As referred to Why non-trivial solution only if determinant is zero,
that says "$(A−\lambda I)x=0$ has a nontrivial solution (a solution where $x\neq 0$) if and only if $\det(A−\lambda I)=0$ "
which I assume that can imply $(Ax=0)$ $\land$ $(x\neq 0)$ $\iff \det(A)=0$ for any square matrix $A$ and vector $x$
that can further imply $\det(A)=0 \implies (Ax=0) \land (x\neq 0)$ for any square matrix $A$ and vector $x$
But when $\begin{gather} A = \begin{bmatrix} 1 & 1 \\1 & 1 \end{bmatrix} \end{gather}$ which $\det(A)=0$, it doesn't imply $(Ax=0) \land (x\neq 0)$ for any vector $x$ because there exists a vector $x = \begin{bmatrix} 2 \\3 \end{bmatrix} ≠ \begin{bmatrix} 0 \\0 \end{bmatrix}$ but $Ax = \begin{bmatrix} 1 & 1 \\1 & 1 \end{bmatrix} \begin{bmatrix} 2 \\3 \end{bmatrix} = \begin{bmatrix} 5 \\5 \end{bmatrix} ≠ \begin{bmatrix} 0 \\0 \end{bmatrix} $
So I am confused and wonder if it is actually "$(Ax=0)$ $\land$ $(x\neq 0)$ $\implies det(A)=0$" ?

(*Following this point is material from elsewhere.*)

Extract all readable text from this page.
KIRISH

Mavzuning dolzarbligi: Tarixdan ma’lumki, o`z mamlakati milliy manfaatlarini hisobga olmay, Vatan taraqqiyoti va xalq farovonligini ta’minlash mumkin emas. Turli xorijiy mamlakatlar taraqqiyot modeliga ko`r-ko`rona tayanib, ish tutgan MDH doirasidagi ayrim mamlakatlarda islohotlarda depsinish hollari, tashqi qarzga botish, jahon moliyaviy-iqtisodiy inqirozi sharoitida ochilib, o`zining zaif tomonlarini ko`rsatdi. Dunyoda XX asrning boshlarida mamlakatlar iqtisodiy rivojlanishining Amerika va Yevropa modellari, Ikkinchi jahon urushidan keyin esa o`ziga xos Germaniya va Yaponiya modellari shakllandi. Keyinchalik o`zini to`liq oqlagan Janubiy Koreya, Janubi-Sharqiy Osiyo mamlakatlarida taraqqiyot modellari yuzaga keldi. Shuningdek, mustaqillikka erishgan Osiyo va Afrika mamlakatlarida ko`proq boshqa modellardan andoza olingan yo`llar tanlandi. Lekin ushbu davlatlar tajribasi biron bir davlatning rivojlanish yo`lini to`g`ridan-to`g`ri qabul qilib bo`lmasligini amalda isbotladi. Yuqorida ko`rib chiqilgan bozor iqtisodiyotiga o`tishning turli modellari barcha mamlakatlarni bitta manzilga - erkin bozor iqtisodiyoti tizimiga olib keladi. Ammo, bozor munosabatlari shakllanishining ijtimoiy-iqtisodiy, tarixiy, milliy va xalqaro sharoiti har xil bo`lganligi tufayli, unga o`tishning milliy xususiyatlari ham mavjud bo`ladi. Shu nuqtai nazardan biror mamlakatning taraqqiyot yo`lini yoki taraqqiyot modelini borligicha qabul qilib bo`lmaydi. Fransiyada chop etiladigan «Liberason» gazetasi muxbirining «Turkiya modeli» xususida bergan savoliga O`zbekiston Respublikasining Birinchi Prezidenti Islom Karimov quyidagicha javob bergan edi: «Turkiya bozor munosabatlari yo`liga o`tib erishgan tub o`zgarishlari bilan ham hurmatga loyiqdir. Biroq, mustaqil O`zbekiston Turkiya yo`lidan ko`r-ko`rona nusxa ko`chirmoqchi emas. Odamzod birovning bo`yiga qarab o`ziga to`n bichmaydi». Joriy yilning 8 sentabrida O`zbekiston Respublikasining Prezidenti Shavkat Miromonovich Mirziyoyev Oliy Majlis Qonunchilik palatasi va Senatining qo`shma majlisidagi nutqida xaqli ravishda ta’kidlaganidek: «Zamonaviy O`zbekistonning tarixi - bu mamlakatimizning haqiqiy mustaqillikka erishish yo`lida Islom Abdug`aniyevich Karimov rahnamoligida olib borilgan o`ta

It is a matter of quantifiers:
The statement is not $$\forall x \neq 0: Ax = 0 \Leftrightarrow \det A = 0$$
but rather $$\exists x \neq 0: Ax = 0 \Leftrightarrow \det A = 0 ~~.$$
In particular, this means that if $\det A = 0$, then there exists a vector $x \neq 0$ s.t. $Ax = 0$. Not just any vector; some vector.
In your case of $A := \begin{pmatrix} 1 & 1 \\ 1 & 1 \end{pmatrix}$, the vector $x := \begin{pmatrix} 1 \\ -1 \end{pmatrix}$ is not $0$, but $Ax = 0$.